Second, a common cause of socialistic views is separation, under extreme division of labor and opposing organizations sustained by it, of the workers in very distinct fields of labor. The jealousies arising between these classes, or guilds, or between employers and employed, foster the revolutionary spirit which jumps at any promise of relief from unsatisfactory conditions.
In the third place, a political revolution, if it has destroyed landmarks of the past and any natural sentiments growing out of social relations, leaves a mass of people at sea with reference to the nature of rights. Under such circumstances socialism offers an apparent solution of difficulties unprovided for. Though any practical effort to apply these theories under such circumstances usually results in despotic assumption of authority by a few, the people are moved by the pleasant-sounding phrases. If, in the settling of social affairs after a revolution, an earnest effort is made to agree upon [pg 335] set phrases embodying principles of constitutional liberty, the chances are in favor of some sweeping statements, too general to control action, but over-emphasizing individual rights in comparison with individual duties. Action under these declarations usually conforms to the necessities of the case, accepting the immediate welfare of the society as a guide to more complete welfare.
All these conditions are abnormal, wholly unfavorable to a fair consideration of what will promote welfare. Even if socialistic methods might work fairly well when all were favorably disposed, there is great question whether they would work as well as present social methods, under equal good will. It must not be forgotten that every scheme of nationalization, for its own sake, implies the government of every individual by everybody else, thus hampering under petty regulations and by force of multitudes the growth of every individual. No scheme for national direction provides as natural tests for merit, ability, enterprise or necessity as present methods are known to do wherever fraud and tyranny are abolished.

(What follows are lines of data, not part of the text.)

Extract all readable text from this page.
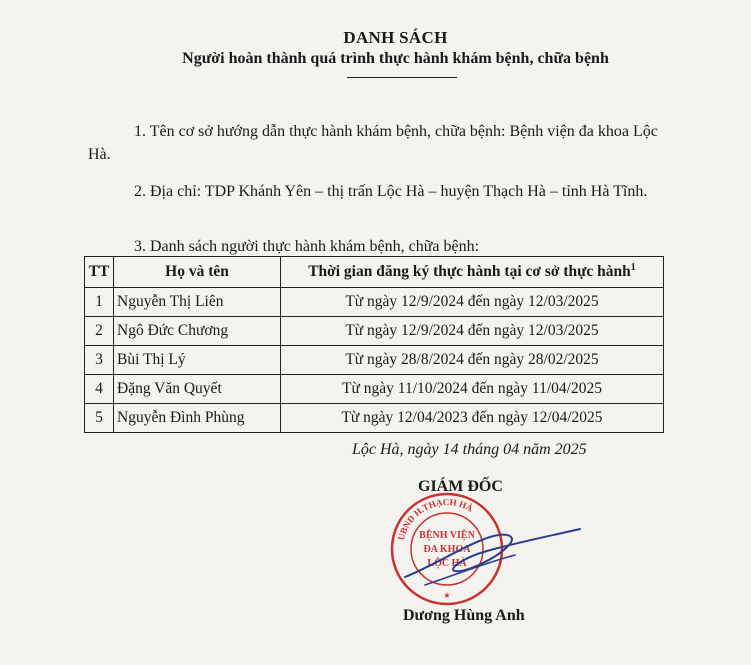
DANH SÁCH
Người hoàn thành quá trình thực hành khám bệnh, chữa bệnh
1. Tên cơ sở hướng dẫn thực hành khám bệnh, chữa bệnh: Bệnh viện đa khoa Lộc Hà.
2. Địa chỉ: TDP Khánh Yên – thị trấn Lộc Hà – huyện Thạch Hà – tỉnh Hà Tĩnh.
3. Danh sách người thực hành khám bệnh, chữa bệnh:
TT	Họ và tên	Thời gian đăng ký thực hành tại cơ sở thực hành$^1$
1	Nguyễn Thị Liên	Từ ngày 12/9/2024 đến ngày 12/03/2025
2	Ngô Đức Chương	Từ ngày 12/9/2024 đến ngày 12/03/2025
3	Bùi Thị Lý	Từ ngày 28/8/2024 đến ngày 28/02/2025
4	Đặng Văn Quyết	Từ ngày 11/10/2024 đến ngày 11/04/2025
5	Nguyễn Đình Phùng	Từ ngày 12/04/2023 đến ngày 12/04/2025
Lộc Hà, ngày 14 tháng 04 năm 2025
GIÁM ĐỐC
UBND H.THẠCH HÀ
BỆNH VIỆN
ĐA KHOA
LỘC HÀ
★
Dương Hùng Anh
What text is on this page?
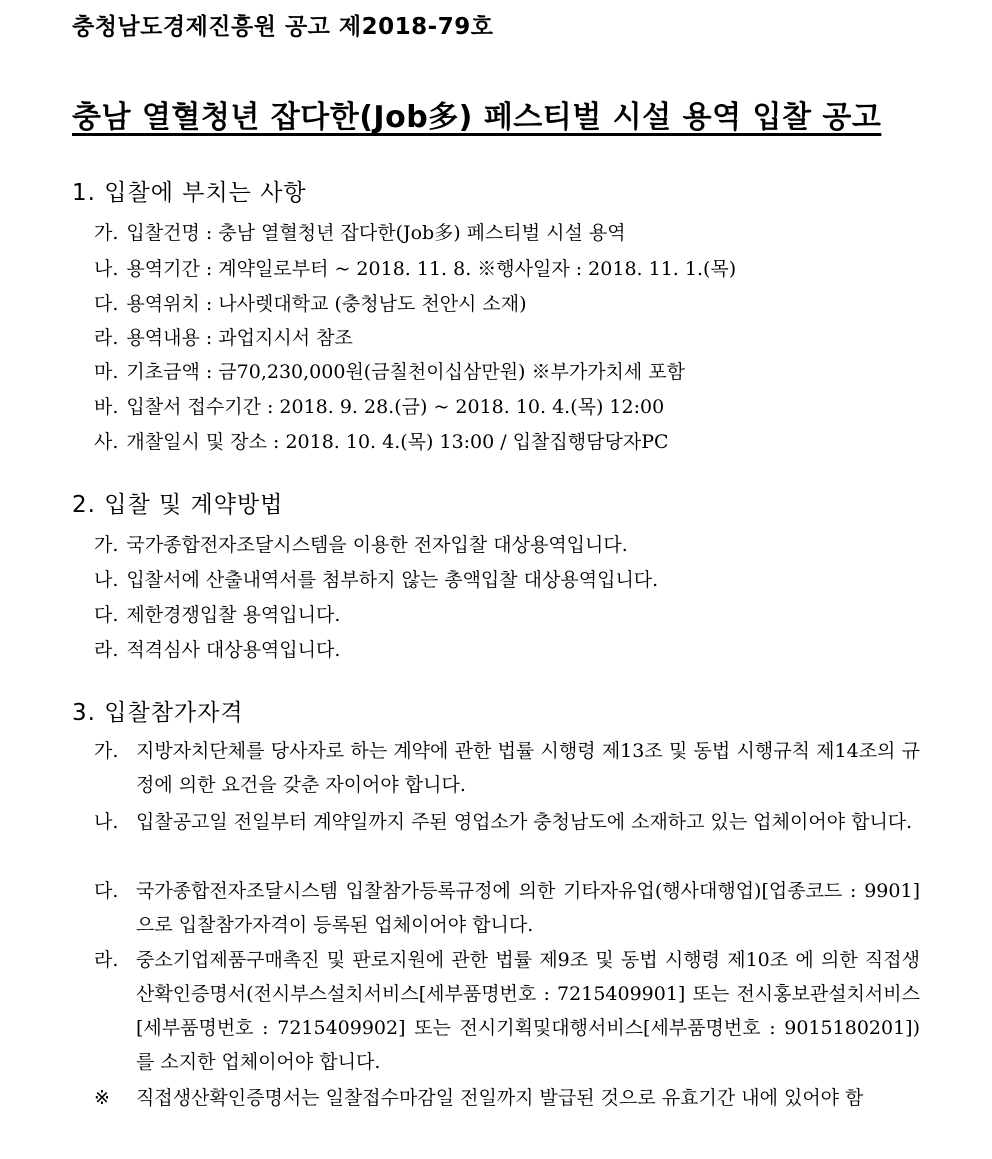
충청남도경제진흥원 공고 제2018-79호
충남 열혈청년 잡다한(Job多) 페스티벌 시설 용역 입찰 공고
1. 입찰에 부치는 사항
가. 입찰건명 : 충남 열혈청년 잡다한(Job多) 페스티벌 시설 용역
나. 용역기간 : 계약일로부터 ~ 2018. 11. 8. ※행사일자 : 2018. 11. 1.(목)
다. 용역위치 : 나사렛대학교 (충청남도 천안시 소재)
라. 용역내용 : 과업지시서 참조
마. 기초금액 : 금70,230,000원(금칠천이십삼만원) ※부가가치세 포함
바. 입찰서 접수기간 : 2018. 9. 28.(금) ~ 2018. 10. 4.(목) 12:00
사. 개찰일시 및 장소 : 2018. 10. 4.(목) 13:00 / 입찰집행담당자PC
2. 입찰 및 계약방법
가. 국가종합전자조달시스템을 이용한 전자입찰 대상용역입니다.
나. 입찰서에 산출내역서를 첨부하지 않는 총액입찰 대상용역입니다.
다. 제한경쟁입찰 용역입니다.
라. 적격심사 대상용역입니다.
3. 입찰참가자격
가. 지방자치단체를 당사자로 하는 계약에 관한 법률 시행령 제13조 및 동법 시행규칙 제14조의 규정에 의한 요건을 갖춘 자이어야 합니다.
나. 입찰공고일 전일부터 계약일까지 주된 영업소가 충청남도에 소재하고 있는 업체이어야 합니다.
다. 국가종합전자조달시스템 입찰참가등록규정에 의한 기타자유업(행사대행업)[업종코드 : 9901]으로 입찰참가자격이 등록된 업체이어야 합니다.
라. 중소기업제품구매촉진 및 판로지원에 관한 법률 제9조 및 동법 시행령 제10조 에 의한 직접생산확인증명서(전시부스설치서비스[세부품명번호 : 7215409901] 또는 전시홍보관설치서비스[세부품명번호 : 7215409902] 또는 전시기획및대행서비스[세부품명번호 : 9015180201])를 소지한 업체이어야 합니다.
※ 직접생산확인증명서는 일찰접수마감일 전일까지 발급된 것으로 유효기간 내에 있어야 함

Coöperative consumption.—In the natural order of social development there is room for much more general association in the consumption of wealth than we sometimes think. The world has made great progress in this direction during the last fifty years, through voluntary organizations for prudent expenditure. The only limit to such community of organization for special purposes is in the nature of the work and the relation of the workers. Coöperative stores, banks, building and loan [pg 336] associations, laundries and even kitchens are within the range of actual experiments. We have already seen how such coöperative interests may operate in simple investment of capital for production. The chief obstacles in them all are the lack of certain characteristics of prudence in a multitude. In general the best management does not accord with the judgment of the mass.